Judge England rejected the argument that the Rosenthal Act prohibits arbitration of Rosenthal Act claims because the Act contains a right to jury trial.

Finally, Plaintiff argues that her RFDCPA claim specifically prohibits Plaintiff’s waiver of rights to a jury trial. Plaintiff relies on Section 1788.33 which states that “[a]ny waiver of the provisions of this title is contrary to public policy, and is void and unenforceable.” Cal. Civ.Code § 1788.33. Defendant disagrees with Plaintiff’s interpretation of the RFDCPA. Reply, ECF No. 11 at 8–9. “The Court, however, does not need to resolve this issue because even if Plaintiff’s interpretation is correct, the FAA preempts state law.” Delgado v.

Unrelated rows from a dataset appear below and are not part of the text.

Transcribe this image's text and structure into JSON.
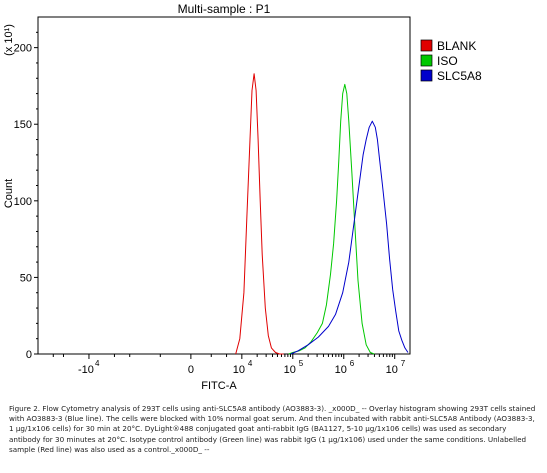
{
  "chart_data": {
    "type": "line",
    "title": "Multi-sample : P1",
    "xlabel": "FITC-A",
    "ylabel": "Count",
    "y_multiplier": "(x 10¹)",
    "ylim": [
      0,
      220
    ],
    "yticks": [
      0,
      50,
      100,
      150,
      200
    ],
    "xticks": [
      {
        "label": "-10",
        "exp": "4",
        "value": -2.0
      },
      {
        "label": "0",
        "exp": "",
        "value": 0.0
      },
      {
        "label": "10",
        "exp": "4",
        "value": 1.0
      },
      {
        "label": "10",
        "exp": "5",
        "value": 2.0
      },
      {
        "label": "10",
        "exp": "6",
        "value": 3.0
      },
      {
        "label": "10",
        "exp": "7",
        "value": 4.0
      }
    ],
    "xlim": [
      -3.0,
      4.3
    ],
    "legend_position": "right",
    "series": [
      {
        "name": "BLANK",
        "color": "#e00000",
        "x": [
          0.88,
          0.96,
          1.04,
          1.1,
          1.16,
          1.2,
          1.24,
          1.28,
          1.32,
          1.36,
          1.4,
          1.46,
          1.52,
          1.58,
          1.66,
          1.74,
          1.82
        ],
        "y": [
          0,
          10,
          40,
          90,
          140,
          172,
          183,
          172,
          140,
          100,
          65,
          30,
          12,
          4,
          1,
          0,
          0
        ]
      },
      {
        "name": "ISO",
        "color": "#00c800",
        "x": [
          1.92,
          2.0,
          2.12,
          2.24,
          2.36,
          2.48,
          2.58,
          2.66,
          2.74,
          2.8,
          2.86,
          2.9,
          2.94,
          2.98,
          3.02,
          3.06,
          3.1,
          3.16,
          3.22,
          3.28,
          3.36,
          3.44,
          3.52,
          3.6
        ],
        "y": [
          0,
          1,
          2,
          4,
          8,
          14,
          20,
          32,
          52,
          72,
          100,
          125,
          152,
          170,
          176,
          170,
          152,
          118,
          82,
          48,
          20,
          6,
          1,
          0
        ]
      },
      {
        "name": "SLC5A8",
        "color": "#0000cc",
        "x": [
          1.96,
          2.1,
          2.3,
          2.5,
          2.7,
          2.84,
          2.98,
          3.1,
          3.2,
          3.3,
          3.38,
          3.44,
          3.5,
          3.56,
          3.62,
          3.66,
          3.7,
          3.76,
          3.84,
          3.9,
          3.96,
          4.02,
          4.08,
          4.14,
          4.2,
          4.26
        ],
        "y": [
          0,
          2,
          6,
          11,
          18,
          26,
          40,
          60,
          85,
          110,
          130,
          140,
          148,
          152,
          148,
          140,
          128,
          110,
          85,
          62,
          42,
          28,
          15,
          9,
          4,
          1
        ]
      }
    ]
  },
  "caption": "Figure 2. Flow Cytometry analysis of 293T cells using anti-SLC5A8 antibody (AO3883-3). _x000D_ -- Overlay histogram showing 293T cells stained with AO3883-3 (Blue line). The cells were blocked with 10% normal goat serum. And then incubated with rabbit anti-SLC5A8 Antibody (AO3883-3, 1 µg/1x106 cells) for 30 min at 20°C. DyLight®488 conjugated goat anti-rabbit IgG (BA1127, 5-10 µg/1x106 cells) was used as secondary antibody for 30 minutes at 20°C. Isotype control antibody (Green line) was rabbit IgG (1 µg/1x106) used under the same conditions. Unlabelled sample (Red line) was also used as a control._x000D_ --"
}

Progress Fin. Co., 1:14–CV–00033–LJO, 2014 WL 1756282, at *6 (E.D.Cal. May 1, 2014); see AT & T Mobility LLC, 131 S.Ct. at 1747, (2011) (“When state law prohibits outright the arbitration of a particular type of claim, the analysis is straightforward: The conflicting rule is displaced by the FAA.”); see also Allied–Bruce Terminix Companies, Inc. v. Dobson, 513 U.S. 265, 281 (1995) (“What States may not do is decide that a contract is fair enough to enforce all its basic terms (price, service, credit), but not fair enough to enforce its arbitration clause.”). Accordingly, the Court orders the parties to arbitrate Plaintiff’s RFDCPA claim.